When I think of being a mother, I remember a time that I wasn't. In September 2005 we found out we were pregnant with our first child. We were so excited as we had been praying for a baby, and I wanted desperately to be a mom. However, after just 12 weeks we got the devastating news that our baby had died in my womb. I felt so helpless and disappointed. I worried that I would never be able to have a child. And, after a few months of prayer, God answered. When I found out I was pregnant again I had all sorts of emotions. I was so excited, but also anxious. Ultimately, I knew it was not in my hands, but God's.
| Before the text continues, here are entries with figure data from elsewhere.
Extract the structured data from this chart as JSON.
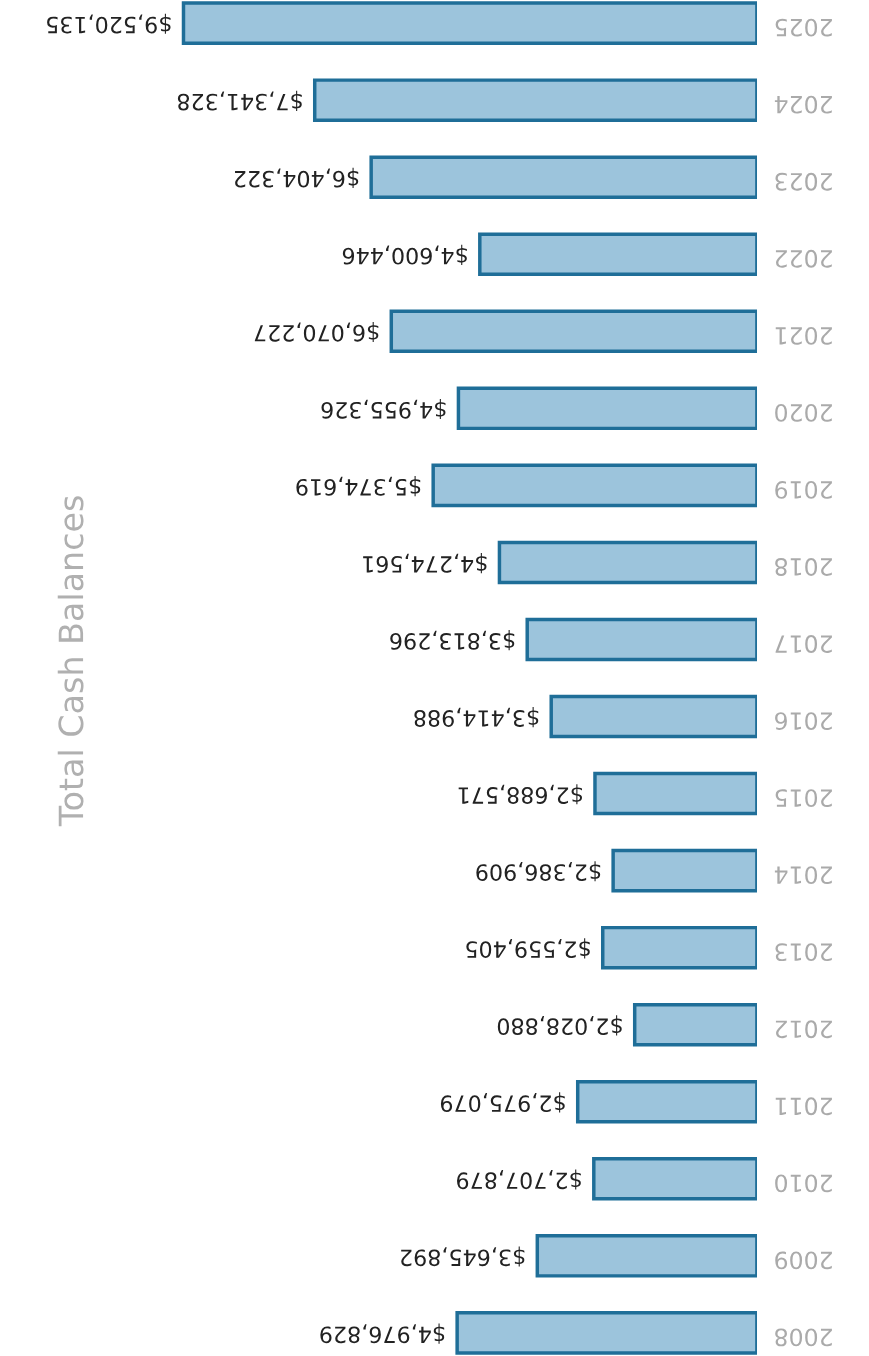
{
  "chart_data": {
    "type": "bar",
    "orientation": "horizontal",
    "title": "Total Cash Balances",
    "categories": [
      "2025",
      "2024",
      "2023",
      "2022",
      "2021",
      "2020",
      "2019",
      "2018",
      "2017",
      "2016",
      "2015",
      "2014",
      "2013",
      "2012",
      "2011",
      "2010",
      "2009",
      "2008"
    ],
    "values": [
      9520135,
      7341328,
      6404322,
      4600446,
      6070227,
      4955326,
      5374619,
      4274561,
      3813296,
      3414988,
      2688571,
      2386909,
      2559405,
      2028880,
      2975079,
      2707879,
      3645892,
      4976829
    ],
    "value_labels": [
      "$9,520,135",
      "$7,341,328",
      "$6,404,322",
      "$4,600,446",
      "$6,070,227",
      "$4,955,326",
      "$5,374,619",
      "$4,274,561",
      "$3,813,296",
      "$3,414,988",
      "$2,688,571",
      "$2,386,909",
      "$2,559,405",
      "$2,028,880",
      "$2,975,079",
      "$2,707,879",
      "$3,645,892",
      "$4,976,829"
    ],
    "color": "#9cc4dc",
    "grid": false,
    "legend": false
  }
}
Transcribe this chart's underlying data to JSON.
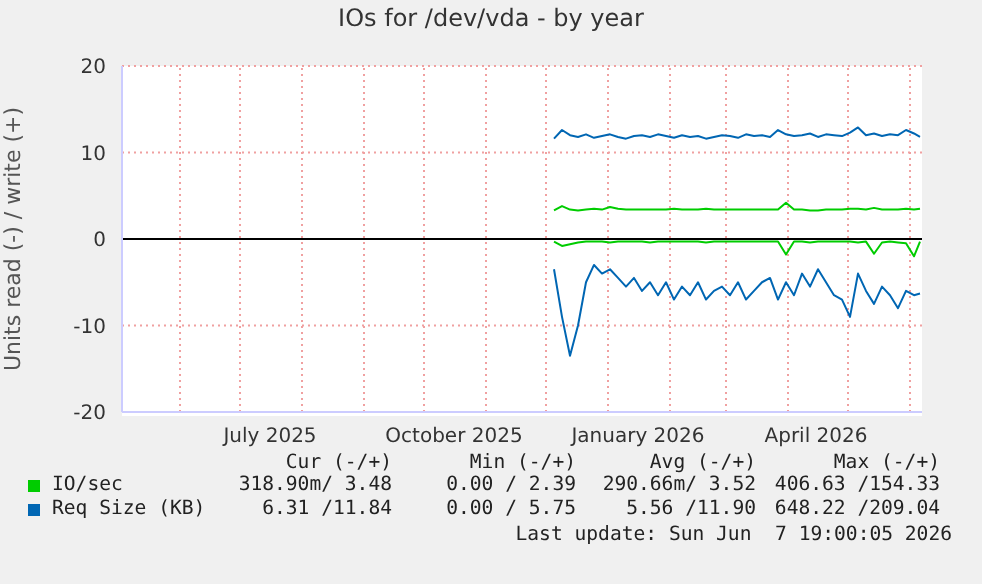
{
  "chart_data": {
    "type": "line",
    "title": "IOs for /dev/vda - by year",
    "ylabel": "Units read (-) / write (+)",
    "xlim": [
      "2025-05-03",
      "2026-06-07"
    ],
    "xticks": [
      {
        "value": "2025-06-01",
        "label": null
      },
      {
        "value": "2025-07-01",
        "label": null
      },
      {
        "value": "2025-07-16",
        "label": "July 2025"
      },
      {
        "value": "2025-08-01",
        "label": null
      },
      {
        "value": "2025-09-01",
        "label": null
      },
      {
        "value": "2025-10-01",
        "label": null
      },
      {
        "value": "2025-10-16",
        "label": "October 2025"
      },
      {
        "value": "2025-11-01",
        "label": null
      },
      {
        "value": "2025-12-01",
        "label": null
      },
      {
        "value": "2026-01-01",
        "label": null
      },
      {
        "value": "2026-01-16",
        "label": "January 2026"
      },
      {
        "value": "2026-02-01",
        "label": null
      },
      {
        "value": "2026-03-01",
        "label": null
      },
      {
        "value": "2026-04-01",
        "label": null
      },
      {
        "value": "2026-04-15",
        "label": "April 2026"
      },
      {
        "value": "2026-05-01",
        "label": null
      },
      {
        "value": "2026-06-01",
        "label": null
      }
    ],
    "ylim": [
      -20,
      20
    ],
    "yticks": [
      -20,
      -10,
      0,
      10,
      20
    ],
    "grid": true,
    "legend": "bottom",
    "x": [
      "2025-12-05",
      "2025-12-09",
      "2025-12-13",
      "2025-12-17",
      "2025-12-21",
      "2025-12-25",
      "2025-12-29",
      "2026-01-02",
      "2026-01-06",
      "2026-01-10",
      "2026-01-14",
      "2026-01-18",
      "2026-01-22",
      "2026-01-26",
      "2026-01-30",
      "2026-02-03",
      "2026-02-07",
      "2026-02-11",
      "2026-02-15",
      "2026-02-19",
      "2026-02-23",
      "2026-02-27",
      "2026-03-03",
      "2026-03-07",
      "2026-03-11",
      "2026-03-15",
      "2026-03-19",
      "2026-03-23",
      "2026-03-27",
      "2026-03-31",
      "2026-04-04",
      "2026-04-08",
      "2026-04-12",
      "2026-04-16",
      "2026-04-20",
      "2026-04-24",
      "2026-04-28",
      "2026-05-02",
      "2026-05-06",
      "2026-05-10",
      "2026-05-14",
      "2026-05-18",
      "2026-05-22",
      "2026-05-26",
      "2026-05-30",
      "2026-06-03",
      "2026-06-06"
    ],
    "series": [
      {
        "name": "IO/sec",
        "color": "#00cc00",
        "values": [
          3.3,
          3.8,
          3.4,
          3.3,
          3.4,
          3.5,
          3.4,
          3.7,
          3.5,
          3.4,
          3.4,
          3.4,
          3.4,
          3.4,
          3.4,
          3.5,
          3.4,
          3.4,
          3.4,
          3.5,
          3.4,
          3.4,
          3.4,
          3.4,
          3.4,
          3.4,
          3.4,
          3.4,
          3.4,
          4.2,
          3.4,
          3.4,
          3.3,
          3.3,
          3.4,
          3.4,
          3.4,
          3.5,
          3.5,
          3.4,
          3.6,
          3.4,
          3.4,
          3.4,
          3.5,
          3.4,
          3.5
        ]
      },
      {
        "color": "#00cc00",
        "values": [
          -0.3,
          -0.8,
          -0.6,
          -0.4,
          -0.3,
          -0.3,
          -0.3,
          -0.4,
          -0.3,
          -0.3,
          -0.3,
          -0.3,
          -0.4,
          -0.3,
          -0.3,
          -0.3,
          -0.3,
          -0.3,
          -0.3,
          -0.4,
          -0.3,
          -0.3,
          -0.3,
          -0.3,
          -0.3,
          -0.3,
          -0.3,
          -0.3,
          -0.3,
          -1.8,
          -0.3,
          -0.3,
          -0.4,
          -0.3,
          -0.3,
          -0.3,
          -0.3,
          -0.3,
          -0.4,
          -0.3,
          -1.7,
          -0.4,
          -0.3,
          -0.4,
          -0.5,
          -2.0,
          -0.3
        ]
      },
      {
        "name": "Req Size (KB)",
        "color": "#0066b3",
        "values": [
          11.6,
          12.6,
          12.0,
          11.8,
          12.1,
          11.7,
          11.9,
          12.1,
          11.8,
          11.6,
          11.9,
          12.0,
          11.8,
          12.1,
          11.9,
          11.7,
          12.0,
          11.8,
          11.9,
          11.6,
          11.8,
          12.0,
          11.9,
          11.7,
          12.1,
          11.9,
          12.0,
          11.8,
          12.6,
          12.1,
          11.9,
          12.0,
          12.2,
          11.8,
          12.1,
          12.0,
          11.9,
          12.3,
          12.9,
          12.0,
          12.2,
          11.9,
          12.1,
          12.0,
          12.6,
          12.2,
          11.8
        ]
      },
      {
        "color": "#0066b3",
        "values": [
          -3.5,
          -9,
          -13.5,
          -10,
          -5,
          -3,
          -4,
          -3.5,
          -4.5,
          -5.5,
          -4.5,
          -6,
          -5,
          -6.5,
          -5,
          -7,
          -5.5,
          -6.5,
          -5,
          -7,
          -6,
          -5.5,
          -6.5,
          -5,
          -7,
          -6,
          -5,
          -4.5,
          -7,
          -5,
          -6.5,
          -4,
          -5.5,
          -3.5,
          -5,
          -6.5,
          -7,
          -9,
          -4,
          -6,
          -7.5,
          -5.5,
          -6.5,
          -8,
          -6,
          -6.5,
          -6.3
        ]
      }
    ],
    "ref_lines": [
      {
        "axis": "y",
        "value": 0,
        "color": "#000000"
      }
    ],
    "annotations": [
      "Cur (-/+)",
      "Min (-/+)",
      "Avg (-/+)",
      "Max (-/+)",
      "318.90m/ 3.48",
      "0.00 / 2.39",
      "290.66m/ 3.52",
      "406.63 /154.33",
      "6.31 /11.84",
      "0.00 / 5.75",
      "5.56 /11.90",
      "648.22 /209.04",
      "Last update: Sun Jun  7 19:00:05 2026"
    ]
  }
}
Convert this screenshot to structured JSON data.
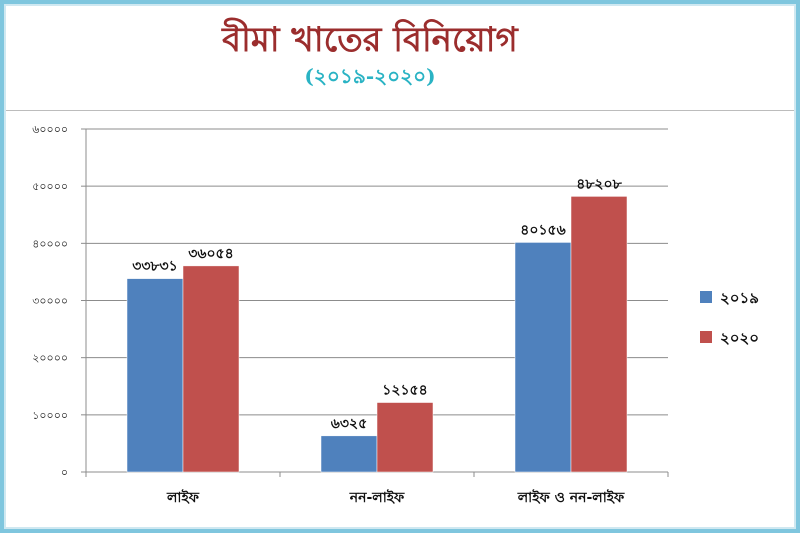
{
  "title": "বীমা খাতের বিনিয়োগ",
  "subtitle": "(২০১৯-২০২০)",
  "chart_data": {
    "type": "bar",
    "categories": [
      "লাইফ",
      "নন-লাইফ",
      "লাইফ ও নন-লাইফ"
    ],
    "series": [
      {
        "name": "২০১৯",
        "values": [
          33831,
          6325,
          40156
        ],
        "labels": [
          "৩৩৮৩১",
          "৬৩২৫",
          "৪০১৫৬"
        ],
        "color": "#4f81bd"
      },
      {
        "name": "২০২০",
        "values": [
          36054,
          12154,
          48208
        ],
        "labels": [
          "৩৬০৫৪",
          "১২১৫৪",
          "৪৮২০৮"
        ],
        "color": "#c0504d"
      }
    ],
    "ylim": [
      0,
      60000
    ],
    "yticks": [
      0,
      10000,
      20000,
      30000,
      40000,
      50000,
      60000
    ],
    "ytick_labels": [
      "০",
      "১০০০০",
      "২০০০০",
      "৩০০০০",
      "৪০০০০",
      "৫০০০০",
      "৬০০০০"
    ],
    "grid": true,
    "legend": "right"
  }
}
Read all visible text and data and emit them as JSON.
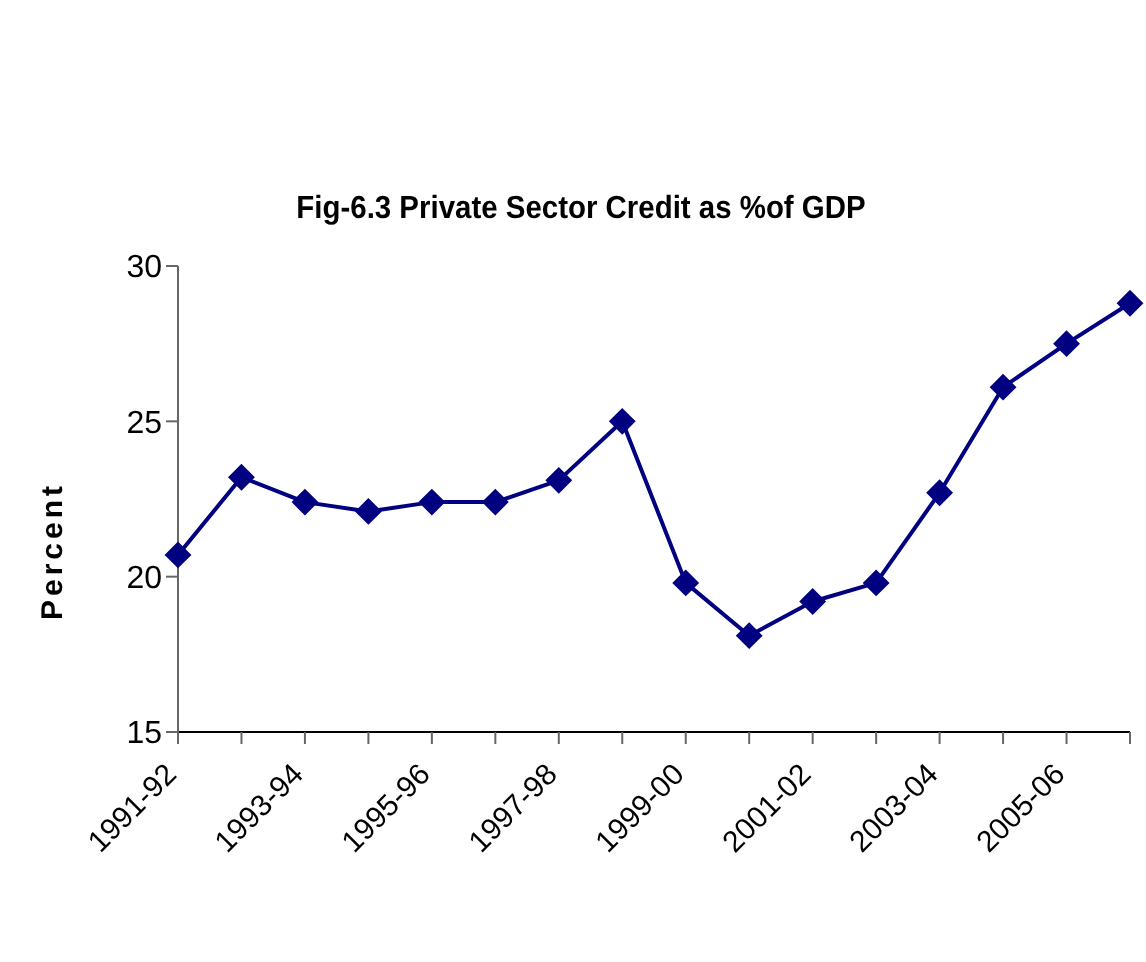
{
  "chart_data": {
    "type": "line",
    "title": "Fig-6.3 Private Sector Credit as %of GDP",
    "ylabel": "Percent",
    "categories": [
      "1991-92",
      null,
      "1993-94",
      null,
      "1995-96",
      null,
      "1997-98",
      null,
      "1999-00",
      null,
      "2001-02",
      null,
      "2003-04",
      null,
      "2005-06",
      null
    ],
    "series": [
      {
        "color": "#000080",
        "values": [
          20.7,
          23.2,
          22.4,
          22.1,
          22.4,
          22.4,
          23.1,
          25.0,
          19.8,
          18.1,
          19.2,
          19.8,
          22.7,
          26.1,
          27.5,
          28.8
        ]
      }
    ],
    "ylim": [
      15,
      30
    ],
    "yticks": [
      15,
      20,
      25,
      30
    ],
    "grid": false,
    "legend": false,
    "marker": "diamond",
    "line_style": "solid"
  }
}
And I gave birth to a perfectly healthy baby girl on December 13th, 2006. Caledonia Marie has been the light of our lives! We had both said that we would be perfectly satisfied if she was the only one we were ever able to have. God blessed us yet again with another beautiful daughter on January 20th, 2010 with the birth of Ashtyn Elizabeth!

There are many days I feel completely inadequate at being a mother. I have doubts, worries, and second-guess myself. There are days that I want to get out of the house, because I haven't had a chance to sit down in 3 hours. There are days like today, Mother's Day, where we try to go out and have a nice lunch, only to be interrupted by a poopy diaper! But, even with all of the challenges, I look at my two girls and feel extremely blessed and priveleged to be their mother. I only hope to raise them in a way that they will become godly girls, and one day, godly women.